Vielleicht haben Sie sich ja auch schon mal einen Fitness-Kanal auf YouTube angeschaut. Vielleicht können Sie mit Namen wie Sophia Thiel oder Sascha Huber etwas anfangen. Schlanke, durchtrainierte und drahtige junge Leute, denen die Natur (noch) keinerlei Einschränkung auferlegt hat. Sie sprechen die Menschen an mit Floskeln wie Waschbrettbauch noch vor der nächsten Badesaison – auch Du kannst es schaffen!

 

Die Heilsversprechungen der Fitness-Gurus werden allenthalben von einem Hauch von „Tschakka!“ umweht – und haben mit der Realität so viel zu tun wie McDonald’s mit Gourmetküche.

 

Was ist die Realität?

 

Meine Realität ist die eines knapp 50-Jährigen, der eine schlimme Krankheit zwar überwunden hat, aber der einige „Schäden“ zurückbehalten hat wie z.B. eine völlige Versteifung des Kreuzbein-Darmbein-Gelenks, die nicht mehr auftrainierbar ist.

 

Die Realität, die ich sehe, sind Übergewichtige, kranke und auf Medikamente angewiesene Menschen, übrigens auch schon unter jungen Leuten. Menschen, die ihrem Körper nicht vertrauen und die Skrupel haben, sich in einem Fitnessstudio anzumelden – aus Angst, sich mit „ihrem Körper lächerlich zu machen“.

 

Sie werden es nicht glauben, aber ich habe es tatsächlich noch geschafft, mit meinem Körper auf Anhieb die Fitnesstrainer-A-Lizenz (für nicht-Insider: das ist die „große“ Lizenz) zu erwerben.
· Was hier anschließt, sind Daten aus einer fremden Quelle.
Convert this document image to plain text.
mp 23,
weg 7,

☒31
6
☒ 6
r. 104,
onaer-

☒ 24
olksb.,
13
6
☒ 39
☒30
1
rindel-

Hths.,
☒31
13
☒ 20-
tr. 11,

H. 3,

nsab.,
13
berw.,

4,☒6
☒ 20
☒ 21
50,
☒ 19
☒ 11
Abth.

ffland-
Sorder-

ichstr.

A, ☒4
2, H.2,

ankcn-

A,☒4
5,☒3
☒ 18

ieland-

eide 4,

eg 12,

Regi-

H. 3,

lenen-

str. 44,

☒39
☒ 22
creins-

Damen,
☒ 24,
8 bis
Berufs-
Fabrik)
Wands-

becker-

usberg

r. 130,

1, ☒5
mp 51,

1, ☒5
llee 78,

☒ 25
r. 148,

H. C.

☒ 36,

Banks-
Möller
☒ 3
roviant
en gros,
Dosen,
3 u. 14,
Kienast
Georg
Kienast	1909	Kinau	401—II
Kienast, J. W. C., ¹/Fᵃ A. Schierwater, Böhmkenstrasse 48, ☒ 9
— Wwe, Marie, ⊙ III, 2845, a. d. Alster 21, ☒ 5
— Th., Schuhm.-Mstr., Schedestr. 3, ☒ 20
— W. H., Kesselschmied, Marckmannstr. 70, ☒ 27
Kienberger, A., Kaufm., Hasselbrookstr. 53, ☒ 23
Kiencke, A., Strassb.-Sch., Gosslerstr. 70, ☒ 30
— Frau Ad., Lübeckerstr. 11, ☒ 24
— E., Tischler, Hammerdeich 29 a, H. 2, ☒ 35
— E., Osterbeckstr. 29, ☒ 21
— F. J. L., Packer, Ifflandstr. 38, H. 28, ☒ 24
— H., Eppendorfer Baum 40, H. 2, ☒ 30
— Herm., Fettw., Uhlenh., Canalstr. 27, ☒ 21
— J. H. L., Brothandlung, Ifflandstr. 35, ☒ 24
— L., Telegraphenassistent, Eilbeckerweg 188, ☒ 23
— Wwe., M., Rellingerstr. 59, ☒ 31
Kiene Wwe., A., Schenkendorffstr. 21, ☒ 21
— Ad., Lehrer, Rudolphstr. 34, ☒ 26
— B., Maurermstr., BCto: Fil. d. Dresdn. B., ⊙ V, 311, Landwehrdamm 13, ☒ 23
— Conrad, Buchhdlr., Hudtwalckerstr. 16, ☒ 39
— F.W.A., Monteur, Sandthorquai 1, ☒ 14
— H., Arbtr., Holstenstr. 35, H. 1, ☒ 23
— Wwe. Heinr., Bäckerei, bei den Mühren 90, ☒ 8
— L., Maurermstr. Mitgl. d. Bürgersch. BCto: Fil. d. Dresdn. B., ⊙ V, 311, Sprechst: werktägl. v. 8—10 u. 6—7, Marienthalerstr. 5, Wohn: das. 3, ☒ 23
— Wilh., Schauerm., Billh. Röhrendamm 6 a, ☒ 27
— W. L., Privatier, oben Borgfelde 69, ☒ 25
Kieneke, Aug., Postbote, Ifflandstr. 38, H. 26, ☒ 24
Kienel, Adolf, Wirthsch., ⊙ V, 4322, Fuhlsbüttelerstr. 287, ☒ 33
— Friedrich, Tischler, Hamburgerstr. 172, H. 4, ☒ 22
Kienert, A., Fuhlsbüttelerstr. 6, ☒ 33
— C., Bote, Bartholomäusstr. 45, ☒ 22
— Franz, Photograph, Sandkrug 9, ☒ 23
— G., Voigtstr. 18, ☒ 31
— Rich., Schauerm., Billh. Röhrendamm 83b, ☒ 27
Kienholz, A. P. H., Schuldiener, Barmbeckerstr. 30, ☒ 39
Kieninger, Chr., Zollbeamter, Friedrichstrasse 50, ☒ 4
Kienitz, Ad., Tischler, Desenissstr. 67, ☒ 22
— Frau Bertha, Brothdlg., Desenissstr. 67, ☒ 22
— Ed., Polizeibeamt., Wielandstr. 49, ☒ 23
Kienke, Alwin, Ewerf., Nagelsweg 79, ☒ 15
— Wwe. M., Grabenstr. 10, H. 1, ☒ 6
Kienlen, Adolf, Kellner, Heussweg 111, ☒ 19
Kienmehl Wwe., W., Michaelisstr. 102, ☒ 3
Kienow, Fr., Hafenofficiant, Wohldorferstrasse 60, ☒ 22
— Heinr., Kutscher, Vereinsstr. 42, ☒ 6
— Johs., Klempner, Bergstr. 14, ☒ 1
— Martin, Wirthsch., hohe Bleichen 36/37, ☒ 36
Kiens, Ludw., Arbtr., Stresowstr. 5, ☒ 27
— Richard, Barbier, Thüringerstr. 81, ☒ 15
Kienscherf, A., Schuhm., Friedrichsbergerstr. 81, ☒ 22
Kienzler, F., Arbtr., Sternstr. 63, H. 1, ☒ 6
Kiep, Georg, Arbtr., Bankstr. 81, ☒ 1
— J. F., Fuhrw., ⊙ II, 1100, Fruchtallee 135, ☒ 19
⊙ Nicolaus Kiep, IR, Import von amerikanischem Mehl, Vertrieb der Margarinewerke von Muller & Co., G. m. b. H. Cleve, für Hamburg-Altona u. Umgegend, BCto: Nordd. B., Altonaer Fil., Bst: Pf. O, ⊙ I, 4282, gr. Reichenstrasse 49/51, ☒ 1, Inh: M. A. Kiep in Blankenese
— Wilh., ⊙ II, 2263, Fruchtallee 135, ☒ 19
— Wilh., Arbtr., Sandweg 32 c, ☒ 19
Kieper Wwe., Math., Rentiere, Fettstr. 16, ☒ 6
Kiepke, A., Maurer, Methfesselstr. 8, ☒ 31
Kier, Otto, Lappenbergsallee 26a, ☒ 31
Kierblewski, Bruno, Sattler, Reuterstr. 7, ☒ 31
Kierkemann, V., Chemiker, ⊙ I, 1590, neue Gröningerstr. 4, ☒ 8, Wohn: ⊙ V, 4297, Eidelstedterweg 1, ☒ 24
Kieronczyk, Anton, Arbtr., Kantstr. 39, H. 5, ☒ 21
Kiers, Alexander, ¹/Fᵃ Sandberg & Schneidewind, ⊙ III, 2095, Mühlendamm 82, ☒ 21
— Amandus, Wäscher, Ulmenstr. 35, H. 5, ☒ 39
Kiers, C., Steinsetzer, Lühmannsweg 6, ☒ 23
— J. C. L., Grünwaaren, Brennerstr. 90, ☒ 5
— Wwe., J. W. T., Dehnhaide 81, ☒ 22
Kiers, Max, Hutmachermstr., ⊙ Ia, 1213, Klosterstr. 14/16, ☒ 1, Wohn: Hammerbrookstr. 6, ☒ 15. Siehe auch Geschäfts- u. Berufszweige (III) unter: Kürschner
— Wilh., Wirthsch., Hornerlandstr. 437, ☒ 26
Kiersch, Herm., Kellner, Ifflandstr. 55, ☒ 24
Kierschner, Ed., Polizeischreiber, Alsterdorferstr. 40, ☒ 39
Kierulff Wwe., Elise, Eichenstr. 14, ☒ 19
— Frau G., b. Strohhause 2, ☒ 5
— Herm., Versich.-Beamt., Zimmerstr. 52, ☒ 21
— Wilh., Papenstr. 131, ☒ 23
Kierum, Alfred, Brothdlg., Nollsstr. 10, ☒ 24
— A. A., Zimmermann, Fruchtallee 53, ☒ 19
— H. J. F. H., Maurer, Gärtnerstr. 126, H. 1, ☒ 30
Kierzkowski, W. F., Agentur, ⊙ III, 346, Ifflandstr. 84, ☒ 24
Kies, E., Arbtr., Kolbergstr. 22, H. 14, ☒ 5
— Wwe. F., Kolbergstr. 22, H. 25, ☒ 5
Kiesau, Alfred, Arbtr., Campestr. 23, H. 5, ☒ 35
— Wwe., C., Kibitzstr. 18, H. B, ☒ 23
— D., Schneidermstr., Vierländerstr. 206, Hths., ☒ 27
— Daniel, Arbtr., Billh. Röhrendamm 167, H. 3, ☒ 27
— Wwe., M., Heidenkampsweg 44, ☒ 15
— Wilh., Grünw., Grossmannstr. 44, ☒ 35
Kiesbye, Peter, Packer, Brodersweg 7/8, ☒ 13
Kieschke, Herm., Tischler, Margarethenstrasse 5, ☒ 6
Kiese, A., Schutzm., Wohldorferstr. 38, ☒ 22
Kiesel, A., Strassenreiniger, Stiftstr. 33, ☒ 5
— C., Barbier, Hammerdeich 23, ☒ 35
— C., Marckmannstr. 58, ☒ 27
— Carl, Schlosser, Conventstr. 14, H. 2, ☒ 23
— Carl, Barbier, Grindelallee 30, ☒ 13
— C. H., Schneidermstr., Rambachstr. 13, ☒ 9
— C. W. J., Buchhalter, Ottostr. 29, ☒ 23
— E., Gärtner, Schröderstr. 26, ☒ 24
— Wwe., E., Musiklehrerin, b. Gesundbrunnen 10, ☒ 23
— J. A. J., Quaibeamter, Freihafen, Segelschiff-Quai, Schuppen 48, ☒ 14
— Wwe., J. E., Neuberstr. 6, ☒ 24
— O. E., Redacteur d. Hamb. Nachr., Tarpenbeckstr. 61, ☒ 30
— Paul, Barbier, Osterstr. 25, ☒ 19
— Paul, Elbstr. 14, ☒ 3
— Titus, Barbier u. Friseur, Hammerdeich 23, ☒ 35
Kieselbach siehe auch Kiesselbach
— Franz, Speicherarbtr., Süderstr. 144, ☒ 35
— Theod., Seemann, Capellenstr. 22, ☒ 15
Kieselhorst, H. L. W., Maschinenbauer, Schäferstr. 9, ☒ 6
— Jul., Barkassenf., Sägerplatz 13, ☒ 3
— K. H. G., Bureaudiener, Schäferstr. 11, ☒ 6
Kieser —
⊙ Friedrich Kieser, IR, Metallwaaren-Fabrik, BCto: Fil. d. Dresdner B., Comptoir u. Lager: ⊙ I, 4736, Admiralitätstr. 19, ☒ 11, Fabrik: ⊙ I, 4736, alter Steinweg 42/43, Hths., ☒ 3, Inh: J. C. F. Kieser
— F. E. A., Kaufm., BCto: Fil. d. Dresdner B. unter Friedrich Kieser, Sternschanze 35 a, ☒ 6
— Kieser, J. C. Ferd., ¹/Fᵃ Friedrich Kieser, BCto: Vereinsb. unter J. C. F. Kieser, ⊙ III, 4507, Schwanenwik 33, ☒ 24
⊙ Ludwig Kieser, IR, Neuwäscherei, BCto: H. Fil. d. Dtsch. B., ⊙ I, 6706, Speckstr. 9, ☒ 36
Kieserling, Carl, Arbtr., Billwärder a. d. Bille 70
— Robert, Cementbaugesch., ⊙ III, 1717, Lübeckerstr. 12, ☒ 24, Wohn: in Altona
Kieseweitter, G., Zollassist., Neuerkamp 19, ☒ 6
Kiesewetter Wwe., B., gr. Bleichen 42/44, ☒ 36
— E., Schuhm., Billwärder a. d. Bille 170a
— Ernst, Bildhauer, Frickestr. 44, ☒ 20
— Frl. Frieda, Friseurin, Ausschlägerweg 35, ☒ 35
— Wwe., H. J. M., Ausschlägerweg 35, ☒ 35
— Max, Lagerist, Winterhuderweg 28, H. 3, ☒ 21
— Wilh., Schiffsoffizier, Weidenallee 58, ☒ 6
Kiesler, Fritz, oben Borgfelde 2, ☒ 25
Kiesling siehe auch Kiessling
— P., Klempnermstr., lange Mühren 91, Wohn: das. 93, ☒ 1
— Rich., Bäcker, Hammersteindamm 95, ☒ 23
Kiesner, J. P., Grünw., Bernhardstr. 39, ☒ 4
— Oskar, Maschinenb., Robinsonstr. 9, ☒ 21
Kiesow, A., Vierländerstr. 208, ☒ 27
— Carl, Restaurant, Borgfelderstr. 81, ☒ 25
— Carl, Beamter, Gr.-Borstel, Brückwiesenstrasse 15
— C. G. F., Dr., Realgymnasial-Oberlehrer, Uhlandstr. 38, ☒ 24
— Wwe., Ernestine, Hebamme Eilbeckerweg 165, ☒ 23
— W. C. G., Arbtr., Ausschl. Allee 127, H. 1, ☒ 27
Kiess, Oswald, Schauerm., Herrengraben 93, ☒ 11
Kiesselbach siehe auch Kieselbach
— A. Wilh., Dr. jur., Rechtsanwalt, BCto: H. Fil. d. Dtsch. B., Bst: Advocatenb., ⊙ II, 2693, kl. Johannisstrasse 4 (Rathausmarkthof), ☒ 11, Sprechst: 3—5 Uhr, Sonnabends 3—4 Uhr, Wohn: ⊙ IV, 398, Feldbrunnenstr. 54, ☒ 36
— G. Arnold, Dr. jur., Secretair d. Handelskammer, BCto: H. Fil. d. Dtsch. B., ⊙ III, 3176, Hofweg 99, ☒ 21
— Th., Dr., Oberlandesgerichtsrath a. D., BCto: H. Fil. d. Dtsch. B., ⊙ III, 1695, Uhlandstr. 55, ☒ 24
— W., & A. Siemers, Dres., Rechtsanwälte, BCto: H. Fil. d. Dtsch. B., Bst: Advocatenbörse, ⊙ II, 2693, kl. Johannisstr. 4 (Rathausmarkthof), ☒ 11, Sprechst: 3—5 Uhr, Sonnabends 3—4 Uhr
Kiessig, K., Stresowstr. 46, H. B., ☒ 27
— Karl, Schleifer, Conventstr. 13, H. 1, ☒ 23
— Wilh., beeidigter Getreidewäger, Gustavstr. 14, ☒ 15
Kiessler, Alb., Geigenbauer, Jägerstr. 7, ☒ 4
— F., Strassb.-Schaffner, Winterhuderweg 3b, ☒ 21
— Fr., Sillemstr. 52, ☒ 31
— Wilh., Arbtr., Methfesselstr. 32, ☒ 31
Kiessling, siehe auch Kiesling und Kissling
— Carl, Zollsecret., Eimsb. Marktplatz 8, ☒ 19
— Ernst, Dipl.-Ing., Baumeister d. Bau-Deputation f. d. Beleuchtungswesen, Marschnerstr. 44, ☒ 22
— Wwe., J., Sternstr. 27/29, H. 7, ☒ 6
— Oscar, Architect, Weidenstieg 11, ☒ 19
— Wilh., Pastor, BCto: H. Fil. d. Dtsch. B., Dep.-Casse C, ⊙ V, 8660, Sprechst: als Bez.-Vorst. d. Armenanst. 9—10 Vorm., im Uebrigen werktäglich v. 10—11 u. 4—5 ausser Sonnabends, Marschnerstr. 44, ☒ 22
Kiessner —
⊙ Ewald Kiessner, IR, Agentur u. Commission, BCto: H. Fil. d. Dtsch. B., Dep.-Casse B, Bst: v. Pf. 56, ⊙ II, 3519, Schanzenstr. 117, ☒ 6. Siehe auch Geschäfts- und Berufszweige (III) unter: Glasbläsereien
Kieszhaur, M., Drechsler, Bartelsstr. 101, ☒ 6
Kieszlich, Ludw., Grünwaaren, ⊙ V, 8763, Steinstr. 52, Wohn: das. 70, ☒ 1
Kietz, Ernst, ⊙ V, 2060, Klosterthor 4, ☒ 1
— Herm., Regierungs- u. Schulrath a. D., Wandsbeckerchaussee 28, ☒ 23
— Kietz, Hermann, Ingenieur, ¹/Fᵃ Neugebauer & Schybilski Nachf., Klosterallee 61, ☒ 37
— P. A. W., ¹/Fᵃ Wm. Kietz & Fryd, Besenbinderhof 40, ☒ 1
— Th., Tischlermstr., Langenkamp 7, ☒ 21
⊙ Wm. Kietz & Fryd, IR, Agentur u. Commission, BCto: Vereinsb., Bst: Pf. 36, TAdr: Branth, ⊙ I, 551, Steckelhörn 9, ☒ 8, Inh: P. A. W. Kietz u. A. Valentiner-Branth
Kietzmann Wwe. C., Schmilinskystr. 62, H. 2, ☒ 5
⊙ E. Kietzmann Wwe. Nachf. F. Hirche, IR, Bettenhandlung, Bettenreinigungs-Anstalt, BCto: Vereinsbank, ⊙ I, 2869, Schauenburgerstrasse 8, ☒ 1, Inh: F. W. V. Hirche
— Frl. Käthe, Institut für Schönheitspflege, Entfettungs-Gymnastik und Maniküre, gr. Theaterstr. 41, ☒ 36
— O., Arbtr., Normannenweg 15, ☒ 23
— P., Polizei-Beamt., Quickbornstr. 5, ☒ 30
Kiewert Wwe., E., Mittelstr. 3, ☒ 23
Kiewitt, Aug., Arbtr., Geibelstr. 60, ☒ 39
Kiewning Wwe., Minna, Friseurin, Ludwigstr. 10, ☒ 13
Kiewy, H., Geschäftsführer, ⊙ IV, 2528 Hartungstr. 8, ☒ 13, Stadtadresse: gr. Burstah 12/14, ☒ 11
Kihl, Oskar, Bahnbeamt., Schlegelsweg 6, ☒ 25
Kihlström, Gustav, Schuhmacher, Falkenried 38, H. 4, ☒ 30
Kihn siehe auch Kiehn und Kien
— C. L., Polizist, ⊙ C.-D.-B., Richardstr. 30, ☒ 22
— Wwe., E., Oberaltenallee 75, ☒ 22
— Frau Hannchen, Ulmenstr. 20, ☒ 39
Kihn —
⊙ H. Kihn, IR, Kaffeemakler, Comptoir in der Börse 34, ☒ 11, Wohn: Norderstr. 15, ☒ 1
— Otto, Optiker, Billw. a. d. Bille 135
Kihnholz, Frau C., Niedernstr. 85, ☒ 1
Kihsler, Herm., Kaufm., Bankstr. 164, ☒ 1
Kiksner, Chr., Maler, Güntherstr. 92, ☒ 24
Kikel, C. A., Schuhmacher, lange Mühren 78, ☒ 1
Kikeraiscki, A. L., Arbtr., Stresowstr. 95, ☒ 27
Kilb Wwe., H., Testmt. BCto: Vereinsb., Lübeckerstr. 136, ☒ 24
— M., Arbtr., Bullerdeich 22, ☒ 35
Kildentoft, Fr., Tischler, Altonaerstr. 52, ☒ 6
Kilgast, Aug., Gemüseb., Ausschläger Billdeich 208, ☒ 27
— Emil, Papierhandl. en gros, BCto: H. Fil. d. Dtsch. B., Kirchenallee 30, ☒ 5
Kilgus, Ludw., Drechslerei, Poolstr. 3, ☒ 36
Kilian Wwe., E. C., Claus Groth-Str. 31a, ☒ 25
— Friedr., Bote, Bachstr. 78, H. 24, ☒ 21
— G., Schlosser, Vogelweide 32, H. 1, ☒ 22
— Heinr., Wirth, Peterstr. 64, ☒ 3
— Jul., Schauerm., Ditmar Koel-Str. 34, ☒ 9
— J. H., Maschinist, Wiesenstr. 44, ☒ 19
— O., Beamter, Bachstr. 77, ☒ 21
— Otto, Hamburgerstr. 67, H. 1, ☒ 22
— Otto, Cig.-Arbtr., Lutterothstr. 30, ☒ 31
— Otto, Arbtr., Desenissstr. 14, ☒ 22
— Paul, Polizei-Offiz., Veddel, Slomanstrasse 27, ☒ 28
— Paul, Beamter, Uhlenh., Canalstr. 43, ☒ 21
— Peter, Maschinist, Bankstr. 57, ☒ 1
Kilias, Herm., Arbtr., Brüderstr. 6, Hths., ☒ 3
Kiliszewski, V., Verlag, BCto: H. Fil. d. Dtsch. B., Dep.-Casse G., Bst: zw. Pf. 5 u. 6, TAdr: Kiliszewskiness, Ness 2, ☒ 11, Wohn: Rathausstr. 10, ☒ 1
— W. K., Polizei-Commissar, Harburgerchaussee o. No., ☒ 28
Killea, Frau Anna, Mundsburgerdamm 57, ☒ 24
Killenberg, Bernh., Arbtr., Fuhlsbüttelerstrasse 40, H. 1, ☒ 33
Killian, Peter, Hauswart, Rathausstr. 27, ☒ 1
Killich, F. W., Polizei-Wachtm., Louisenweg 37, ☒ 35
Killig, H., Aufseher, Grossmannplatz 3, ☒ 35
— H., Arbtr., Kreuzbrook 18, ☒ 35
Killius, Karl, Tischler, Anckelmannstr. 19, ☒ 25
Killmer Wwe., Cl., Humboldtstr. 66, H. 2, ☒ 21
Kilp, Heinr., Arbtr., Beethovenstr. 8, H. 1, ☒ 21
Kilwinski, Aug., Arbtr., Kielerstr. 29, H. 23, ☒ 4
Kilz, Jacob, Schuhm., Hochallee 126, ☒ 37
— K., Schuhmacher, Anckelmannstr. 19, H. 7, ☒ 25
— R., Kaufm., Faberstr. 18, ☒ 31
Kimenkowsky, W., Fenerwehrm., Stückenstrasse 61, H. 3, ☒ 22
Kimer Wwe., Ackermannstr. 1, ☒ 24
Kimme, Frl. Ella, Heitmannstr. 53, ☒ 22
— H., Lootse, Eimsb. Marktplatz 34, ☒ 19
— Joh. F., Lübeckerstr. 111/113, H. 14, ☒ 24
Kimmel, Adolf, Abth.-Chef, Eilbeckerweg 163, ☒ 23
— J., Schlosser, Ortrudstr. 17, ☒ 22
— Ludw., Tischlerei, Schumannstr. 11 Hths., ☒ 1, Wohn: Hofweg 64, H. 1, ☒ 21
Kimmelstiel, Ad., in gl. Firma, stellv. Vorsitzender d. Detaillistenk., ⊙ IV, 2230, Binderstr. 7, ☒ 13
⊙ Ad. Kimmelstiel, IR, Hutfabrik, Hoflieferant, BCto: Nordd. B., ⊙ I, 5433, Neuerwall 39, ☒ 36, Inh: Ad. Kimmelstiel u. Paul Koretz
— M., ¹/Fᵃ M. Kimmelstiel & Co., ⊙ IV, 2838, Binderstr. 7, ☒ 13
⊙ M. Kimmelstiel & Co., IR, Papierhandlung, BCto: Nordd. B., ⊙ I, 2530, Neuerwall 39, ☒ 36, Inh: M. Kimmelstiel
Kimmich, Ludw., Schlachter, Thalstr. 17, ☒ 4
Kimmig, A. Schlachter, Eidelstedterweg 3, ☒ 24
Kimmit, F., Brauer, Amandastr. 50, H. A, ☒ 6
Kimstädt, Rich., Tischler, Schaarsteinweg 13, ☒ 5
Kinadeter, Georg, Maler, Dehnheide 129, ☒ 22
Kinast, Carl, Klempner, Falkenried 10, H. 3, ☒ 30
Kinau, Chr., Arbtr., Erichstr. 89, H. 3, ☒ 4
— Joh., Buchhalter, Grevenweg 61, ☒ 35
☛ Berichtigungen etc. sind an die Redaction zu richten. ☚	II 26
Und basierend auf dieser Weiterbildung bin ich der Auffassung, dass ein gutes Fitnessstudio sehr wohl die optimale Basis beim Wiedereinstieg in sportliche Aktivitäten darstellt – auch wenn man 20, 30 Jahre oder noch länger pausiert hat.

 

Das hat mich dazu bewogen, ein neues Fitnesskonzept aufzubauen: Sport für Unsportliche ab der Lebensmitte. Ich nenne dieses Konzept vorläufig Nicht für Superhelden. Und nach und nach werde ich dieses Konzept auf meiner Website vorstellen.